慌ててその場にいた全員が駆け寄ってくる。
「確認不足でした! 申し訳ございません!」
「お側で控えていなかった私どもの責任でもあります、申し訳ございません!」
何度も練習したとはいえ、数日間の練習で身に着けた、急ごしらえの呪文だ。初めての実践に、まだ心臓がドキドキしていた。支えられて姿勢を正し、呼吸を整えながら、平謝りをする騎士たちを「いいのよ」と宥める。今のは完全に予想できないものだった。これは以前の故意での襲撃とは違う、"物語 "によるものだ。
「怪我も無いし——」
「いや、誰も突っ込まねえの?」
振り返ると、青い顔で平謝りをする他の騎士たちと対照的に、エドが目を輝かせていた。リディアは彼が一体何にワクワクしているのかわかっていつつも、一応「何に?」と聞いた。
「魔法だよ、魔法!」
エドの返答はリディアの想定通り。彼は魔法が使えるなんてキースから聞いていないとか、あの日も使えたのかとか、興奮気味にまとまらない感想を口にした。
「確かに、調査でも何も——」
ジークがそう言いかけて、慌てて口を閉じる。婚約にあたっての調査のことだろう。ローゼンブルク家に嫁ぐとなれば身元の調査が入るのは当然のことだが、ふつうは身元を調査されるというのは良い気のするものでもない。彼が黙ったのはそういう理由だ。家の信頼にも関わるので、名目上この調査は存在しないということになっているが、実際は婚約が正式に決まるよりもっと早くに行われている。
リディアが魔法を取得したのはついここ数日のことなので、調査でわからないのもキースが知らないのも当然だった。
しかしこの世界では普通、こんなタイミングで急に魔法に目覚めるなんてことはない。面倒を避けたくて、リディアは「隠してたのよ」と誤魔化した。
「しっかし、珍しい魔法使うなあ」
エドがリディアの細い手首を掴んでまじまじと指先を眺める。その瞳が今までのアンバーから紫色に変化していた。リディアはその瞳から目が離せず、固まってしまう。
彼が言っているのは防御魔法のことではない。防御魔法は単に術式の一種で、そこに入れる元素は何でもいい。わかりやすく例えると、防御魔法は電球で、エネルギーになるものであれば電池でもジャガイモでも、何を繋いでも光るのと同じだ。炎には炎の、水には水の防御魔法があり、リディアが使ったのは彼女が適性を持つ元素の防御魔法。

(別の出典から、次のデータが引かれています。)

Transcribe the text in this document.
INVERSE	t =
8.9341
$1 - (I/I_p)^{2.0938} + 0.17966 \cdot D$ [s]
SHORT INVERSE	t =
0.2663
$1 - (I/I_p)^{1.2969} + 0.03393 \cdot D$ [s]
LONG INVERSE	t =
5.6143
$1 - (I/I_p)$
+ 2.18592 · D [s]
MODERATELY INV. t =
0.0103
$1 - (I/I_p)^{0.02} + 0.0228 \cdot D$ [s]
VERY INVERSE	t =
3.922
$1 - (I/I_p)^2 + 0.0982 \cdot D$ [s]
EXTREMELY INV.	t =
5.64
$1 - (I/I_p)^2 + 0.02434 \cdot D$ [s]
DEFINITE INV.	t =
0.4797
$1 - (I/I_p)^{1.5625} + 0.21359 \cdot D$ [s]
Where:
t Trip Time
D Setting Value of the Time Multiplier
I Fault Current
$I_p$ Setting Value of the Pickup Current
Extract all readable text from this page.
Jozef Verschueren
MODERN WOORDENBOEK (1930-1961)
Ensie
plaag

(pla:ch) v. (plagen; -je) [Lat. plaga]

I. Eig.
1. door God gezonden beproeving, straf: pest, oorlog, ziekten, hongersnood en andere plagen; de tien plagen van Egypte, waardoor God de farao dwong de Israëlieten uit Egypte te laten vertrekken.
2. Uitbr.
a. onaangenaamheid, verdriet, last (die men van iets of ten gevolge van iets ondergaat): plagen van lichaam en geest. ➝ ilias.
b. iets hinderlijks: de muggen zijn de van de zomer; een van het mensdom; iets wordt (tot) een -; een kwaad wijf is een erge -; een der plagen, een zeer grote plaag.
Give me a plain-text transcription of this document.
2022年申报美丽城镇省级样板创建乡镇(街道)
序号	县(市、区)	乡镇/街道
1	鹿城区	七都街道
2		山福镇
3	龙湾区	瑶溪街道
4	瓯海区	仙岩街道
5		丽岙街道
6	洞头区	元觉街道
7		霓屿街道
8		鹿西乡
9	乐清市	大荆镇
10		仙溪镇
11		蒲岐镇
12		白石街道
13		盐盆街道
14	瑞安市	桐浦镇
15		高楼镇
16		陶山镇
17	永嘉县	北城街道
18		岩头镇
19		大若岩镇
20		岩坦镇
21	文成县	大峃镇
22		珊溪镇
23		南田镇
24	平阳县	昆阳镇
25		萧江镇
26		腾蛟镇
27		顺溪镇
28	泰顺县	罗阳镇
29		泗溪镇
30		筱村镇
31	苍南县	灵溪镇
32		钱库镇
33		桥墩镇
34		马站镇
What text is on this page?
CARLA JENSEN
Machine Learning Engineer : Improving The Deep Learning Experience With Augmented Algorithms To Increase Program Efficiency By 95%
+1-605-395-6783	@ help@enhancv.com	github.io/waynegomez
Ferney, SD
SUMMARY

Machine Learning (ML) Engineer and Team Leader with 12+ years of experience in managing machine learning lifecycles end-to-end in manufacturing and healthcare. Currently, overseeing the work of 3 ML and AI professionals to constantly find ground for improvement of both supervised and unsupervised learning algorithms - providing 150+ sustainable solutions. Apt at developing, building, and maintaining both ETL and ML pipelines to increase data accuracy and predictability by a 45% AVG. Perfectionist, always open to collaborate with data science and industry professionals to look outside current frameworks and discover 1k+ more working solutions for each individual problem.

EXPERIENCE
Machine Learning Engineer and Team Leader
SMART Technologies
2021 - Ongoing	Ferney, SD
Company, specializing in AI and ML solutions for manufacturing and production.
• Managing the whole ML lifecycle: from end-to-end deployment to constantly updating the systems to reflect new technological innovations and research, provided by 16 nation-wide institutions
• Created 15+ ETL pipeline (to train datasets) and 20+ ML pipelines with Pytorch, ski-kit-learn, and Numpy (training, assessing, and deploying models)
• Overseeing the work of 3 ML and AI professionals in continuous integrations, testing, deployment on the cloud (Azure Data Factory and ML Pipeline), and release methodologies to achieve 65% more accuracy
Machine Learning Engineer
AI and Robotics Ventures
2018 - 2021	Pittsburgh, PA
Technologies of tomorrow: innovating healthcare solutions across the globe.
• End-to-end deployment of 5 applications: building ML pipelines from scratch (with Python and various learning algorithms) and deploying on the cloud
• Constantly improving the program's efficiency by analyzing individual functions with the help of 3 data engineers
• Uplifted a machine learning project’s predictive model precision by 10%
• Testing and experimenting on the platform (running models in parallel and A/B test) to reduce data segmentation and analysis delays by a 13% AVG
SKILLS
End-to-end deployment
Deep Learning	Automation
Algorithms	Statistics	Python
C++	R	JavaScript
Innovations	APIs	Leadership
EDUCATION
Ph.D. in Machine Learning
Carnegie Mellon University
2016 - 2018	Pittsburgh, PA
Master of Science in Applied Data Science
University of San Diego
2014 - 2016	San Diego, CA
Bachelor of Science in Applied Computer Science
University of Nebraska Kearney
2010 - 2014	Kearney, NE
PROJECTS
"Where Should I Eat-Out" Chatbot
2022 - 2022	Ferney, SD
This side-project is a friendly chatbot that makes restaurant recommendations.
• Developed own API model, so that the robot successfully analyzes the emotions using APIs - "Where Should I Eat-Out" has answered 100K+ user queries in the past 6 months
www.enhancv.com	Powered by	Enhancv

エドが珍しいと評したのは、正確には魔法そのものではなく、その元素のことだ。その眼で彼はまじまじと何かを見ているようだった。
「何してるんですか」
「いてっ」
つかつかと早歩きで近付いてきたジークがエドの頭を引っ叩き、その拍子に瞳の色が元の琥珀色に戻る。手の力も緩み、簡単に振り解けた。それまでリディアをその場に貼り付けていたような感覚がようやく消え、ホッと胸を撫でおろす。
「と……とにかく、もう一度やってみましょう」
頭の片隅の嫌な予感には、気付かないフリをした。